A Looking-Glass for Ladies: American Protestant Women and the Orient in the Nineteenth Century REVIEW
In Lisa Joy Pruitt, recent book A Looking Glass for Ladies: American Protestant Women and the Orient in the Nineteenth Century, the reader is given a comprehensive look at the experience of female missionaries and their reports of those experiences. Pruitt provides a brief introduction to the origins of American missions in the Middle and Far East along with an analysis of their memoirs, their experience of marriage to missionaries and motherhood in foreign lands. She devotes a chapter to the work of women as educators, doctors, and nurses and concludes with a chapter of women has administrators of their own missionary organizations.
Throughout the book, Pruitt notes the influence that missionary women had on American perceptions of the “orient” and highlights how the place of women in these various societies served as a primary justification for the support of the entire missionary endeavor. Ironically, Pruitt often refers to the disparaging comments made by missionaries regarding the women that they encountered in turkey, china, Burma, and India as “tropes” and yet she concludes the book with a survey of the state of women’s rights in some of these countries that contests that even to a modern observer, the life of women in some parts of the word does not compare favorably with the life of women in contemporary America.
One suspects that 19th Century missions supporters asserted that the preaching and reception of the Christian gospel was the necessary catalyst to improving the lot of women whereas today, a message of human rights and support for women’s education, disconnected from religious conversion suffices. 19th century missionaries, no doubt, could not have conceived of a society that rejected Christianity and protected a woman’s right to actualize her potential. They saw religion as the basis for all improvement in human social systems and reports of gender oppression were synonymous with assertions to a need for conversion, ergo, more missionary support.
To the modern ear, the missionary cant about the state of women in the Orient (a region that comprises many different sub-cultures from Morocco to Egypt to Syria to turkey to Iran to China, Burma, and the Sandwich Islands (Hawaii) sounds pompous, bigoted, and arrogant.
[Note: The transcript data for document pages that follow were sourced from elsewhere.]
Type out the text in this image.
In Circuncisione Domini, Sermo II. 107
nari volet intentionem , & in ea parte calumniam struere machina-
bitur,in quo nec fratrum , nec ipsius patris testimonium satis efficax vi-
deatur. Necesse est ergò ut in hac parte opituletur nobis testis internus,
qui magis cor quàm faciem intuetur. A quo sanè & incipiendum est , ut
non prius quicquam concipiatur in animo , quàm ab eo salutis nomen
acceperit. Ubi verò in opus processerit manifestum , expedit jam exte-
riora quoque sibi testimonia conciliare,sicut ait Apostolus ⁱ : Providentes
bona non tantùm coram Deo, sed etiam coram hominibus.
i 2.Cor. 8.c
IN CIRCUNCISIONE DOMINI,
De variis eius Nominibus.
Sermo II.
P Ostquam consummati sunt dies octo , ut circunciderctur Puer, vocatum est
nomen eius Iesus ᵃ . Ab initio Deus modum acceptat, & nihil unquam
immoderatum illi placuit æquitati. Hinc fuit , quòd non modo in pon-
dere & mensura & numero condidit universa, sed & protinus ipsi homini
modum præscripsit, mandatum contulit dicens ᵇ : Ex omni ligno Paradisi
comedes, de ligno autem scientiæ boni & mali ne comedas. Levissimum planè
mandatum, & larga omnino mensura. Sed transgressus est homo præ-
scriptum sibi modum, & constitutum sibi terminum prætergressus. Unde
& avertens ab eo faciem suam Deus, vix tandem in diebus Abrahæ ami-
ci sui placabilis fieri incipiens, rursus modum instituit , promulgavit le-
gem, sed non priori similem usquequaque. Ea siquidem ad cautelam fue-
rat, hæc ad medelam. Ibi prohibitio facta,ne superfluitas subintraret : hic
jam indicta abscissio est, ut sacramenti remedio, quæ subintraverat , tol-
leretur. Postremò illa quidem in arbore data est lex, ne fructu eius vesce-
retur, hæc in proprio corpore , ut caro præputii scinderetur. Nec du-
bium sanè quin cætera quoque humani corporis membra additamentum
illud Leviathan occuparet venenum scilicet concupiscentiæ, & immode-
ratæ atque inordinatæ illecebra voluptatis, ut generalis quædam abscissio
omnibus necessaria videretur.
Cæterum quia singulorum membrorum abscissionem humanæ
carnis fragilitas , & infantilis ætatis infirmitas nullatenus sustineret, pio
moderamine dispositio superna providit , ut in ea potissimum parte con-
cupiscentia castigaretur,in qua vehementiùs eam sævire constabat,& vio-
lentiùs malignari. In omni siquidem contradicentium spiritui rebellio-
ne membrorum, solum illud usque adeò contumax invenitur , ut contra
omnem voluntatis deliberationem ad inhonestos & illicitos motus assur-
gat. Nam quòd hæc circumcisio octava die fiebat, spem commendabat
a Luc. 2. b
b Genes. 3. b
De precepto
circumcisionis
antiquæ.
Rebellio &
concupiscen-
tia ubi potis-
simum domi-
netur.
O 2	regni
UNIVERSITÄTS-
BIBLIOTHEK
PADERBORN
It is full of the sound of “our-religion-is-better-than-yours.” One should note however that the motives of most American missionary women were rooted in two vital convictions. One was that the true sign of personal holiness was a disinterested benevolence towards all humanity. Kindness and affection for one’s own family and circle of friends was not enough. Holiness involved a sincere and active affection for all human beings no matter how remote. A second conviction was, as stated, that all human social problems were the consequence of erroneous theology which was always a consequence of having not read and believed the Bible. The Reverend Joel Hawes put it this way in one of his sermons in support of the American missionary movement:
“Throughout the world, where the Bible is unknown, woman is ignorant, degraded, substantially enslaved ; a poor, trembling drudge, waiting on the desires of a haughty, domineering master. But wherever the Bible has diffused its light and power, there it has restored woman to her proper place in society ; it has redeemed her from an Egyptian bondage of body and mind, and while it has given greater sensibility and delicacy to her affections, it has enlarged her understanding, purified her taste, adorned her manners, dignified her character, and widened exceedingly the circle of her influence and enjoyments.”
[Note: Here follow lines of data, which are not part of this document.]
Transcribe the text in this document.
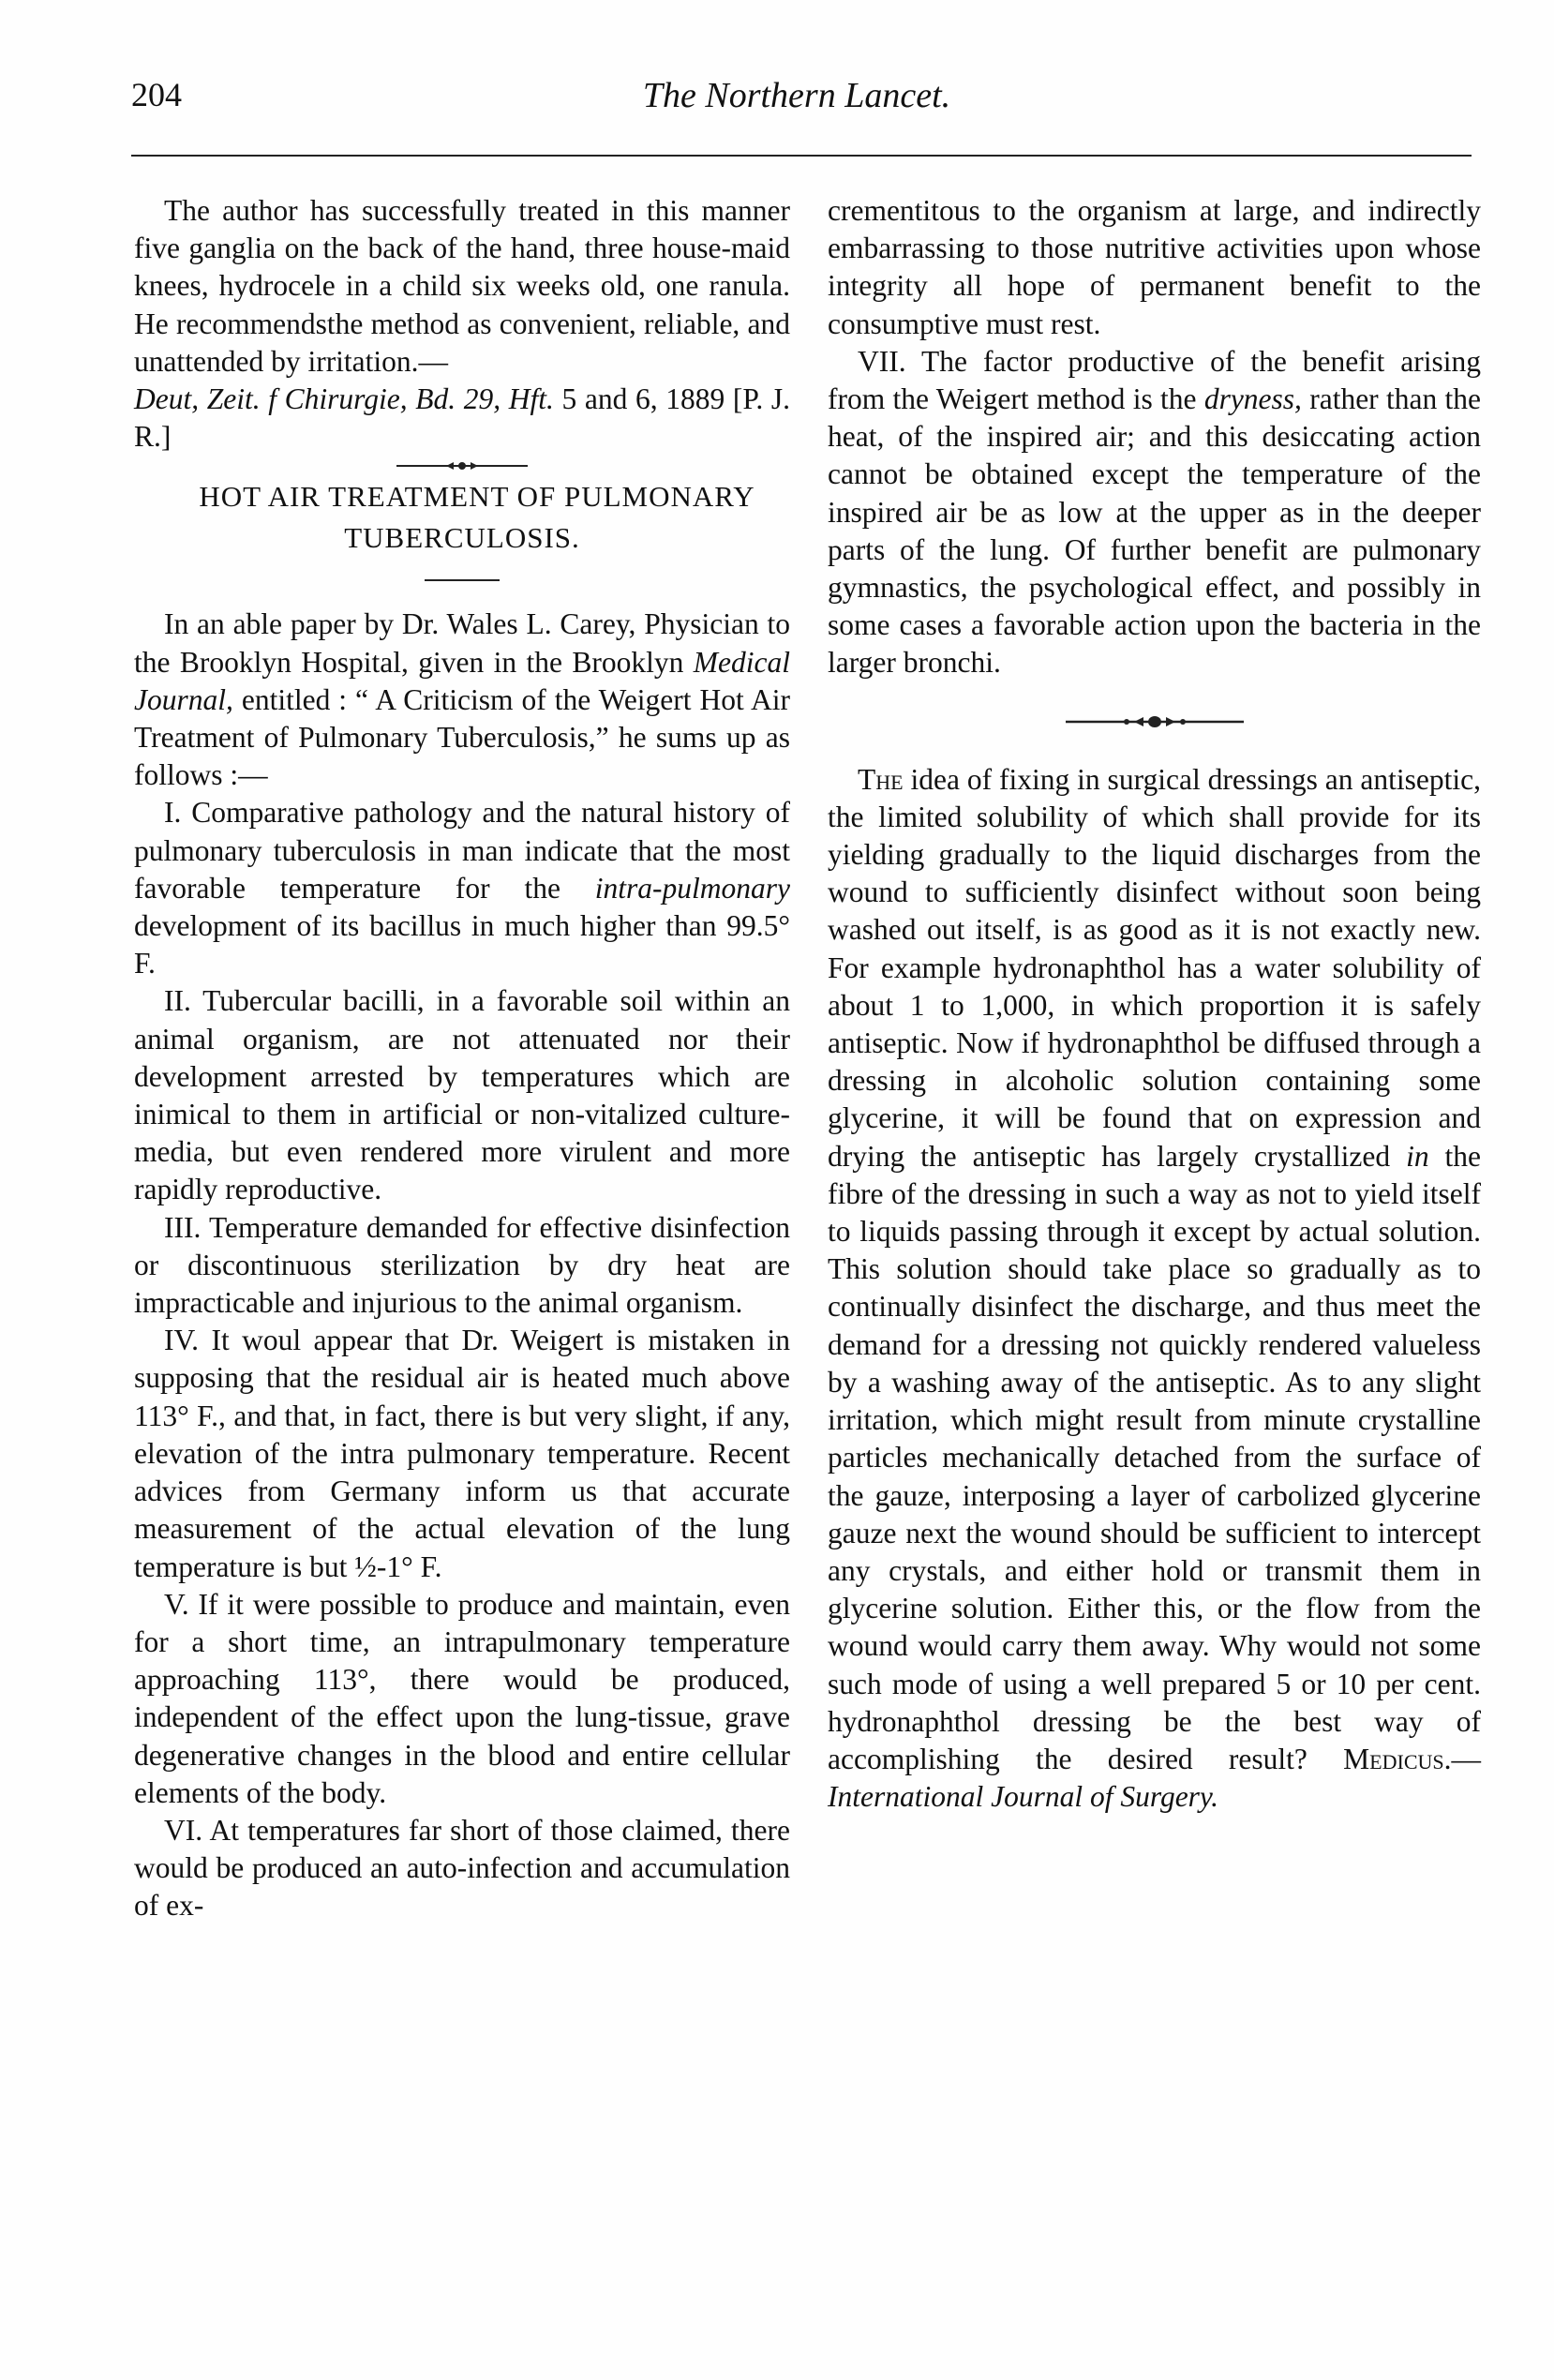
204	The Northern Lancet.

The author has successfully treated in this manner five ganglia on the back of the hand, three house-maid knees, hydrocele in a child six weeks old, one ranula. He recommendsthe method as convenient, reliable, and unattended by irritation.—
Deut, Zeit. f Chirurgie, Bd. 29, Hft. 5 and 6, 1889 [P. J. R.]

HOT AIR TREATMENT OF PULMONARY TUBERCULOSIS.

In an able paper by Dr. Wales L. Carey, Physician to the Brooklyn Hospital, given in the Brooklyn Medical Journal, entitled : “ A Criticism of the Weigert Hot Air Treatment of Pulmonary Tuberculosis,” he sums up as follows :—

I. Comparative pathology and the natural history of pulmonary tuberculosis in man indicate that the most favorable temperature for the intra-pulmonary development of its bacillus in much higher than 99.5° F.

II. Tubercular bacilli, in a favorable soil within an animal organism, are not attenuated nor their development arrested by temperatures which are inimical to them in artificial or non-vitalized culture-media, but even rendered more virulent and more rapidly reproductive.

III. Temperature demanded for effective disinfection or discontinuous sterilization by dry heat are impracticable and injurious to the animal organism.

IV. It woul appear that Dr. Weigert is mistaken in supposing that the residual air is heated much above 113° F., and that, in fact, there is but very slight, if any, elevation of the intra pulmonary temperature. Recent advices from Germany inform us that accurate measurement of the actual elevation of the lung temperature is but ½-1° F.

V. If it were possible to produce and maintain, even for a short time, an intrapulmonary temperature approaching 113°, there would be produced, independent of the effect upon the lung-tissue, grave degenerative changes in the blood and entire cellular elements of the body.

VI. At temperatures far short of those claimed, there would be produced an auto-infection and accumulation of ex-

crementitous to the organism at large, and indirectly embarrassing to those nutritive activities upon whose integrity all hope of permanent benefit to the consumptive must rest.

VII. The factor productive of the benefit arising from the Weigert method is the dryness, rather than the heat, of the inspired air; and this desiccating action cannot be obtained except the temperature of the inspired air be as low at the upper as in the deeper parts of the lung. Of further benefit are pulmonary gymnastics, the psychological effect, and possibly in some cases a favorable action upon the bacteria in the larger bronchi.

The idea of fixing in surgical dressings an antiseptic, the limited solubility of which shall provide for its yielding gradually to the liquid discharges from the wound to sufficiently disinfect without soon being washed out itself, is as good as it is not exactly new. For example hydronaphthol has a water solubility of about 1 to 1,000, in which proportion it is safely antiseptic. Now if hydronaphthol be diffused through a dressing in alcoholic solution containing some glycerine, it will be found that on expression and drying the antiseptic has largely crystallized in the fibre of the dressing in such a way as not to yield itself to liquids passing through it except by actual solution. This solution should take place so gradually as to continually disinfect the discharge, and thus meet the demand for a dressing not quickly rendered valueless by a washing away of the antiseptic. As to any slight irritation, which might result from minute crystalline particles mechanically detached from the surface of the gauze, interposing a layer of carbolized glycerine gauze next the wound should be sufficient to intercept any crystals, and either hold or transmit them in glycerine solution. Either this, or the flow from the wound would carry them away. Why would not some such mode of using a well prepared 5 or 10 per cent. hydronaphthol dressing be the best way of accomplishing the desired result? Medicus.—International Journal of Surgery.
For women who wished to live useful lives on behalf of the wider world they were required to care about, missionary activity that sought to bring the Bible, translate the Bible, distribute the Bible, preach the Bible, and teach girls and women to read so that they could access was the apex of holiness and the royal road to sainthood. Missionary women were paragons of virtues that all American Christian women were taught to admire. And American women were interested in reading about them. Pruitt explains as follows.
“In an extensive bibliography appended to his Encyclopedia of Missions, Edwin Munsell Bliss identified seventy American missionary memoirs published before 1870. Fifty-four of them (77%) had missionaries to Asia as their subject. Twenty-six of the twenty-seven memoirs about women focused on women who served in Asia. Americans, especially American women, clearly wanted to know about the condition of women in the ‘Orient’ and the work of missionary women to ameliorate those conditions.”
A person would be hard pressed to find where an aspiring intelligent woman of the early 19th century could have looked to have seen a door opening to her with more meaningful work.
Question for Comment: How do you determine just how wide the circle of your disinterested benevolence should expand?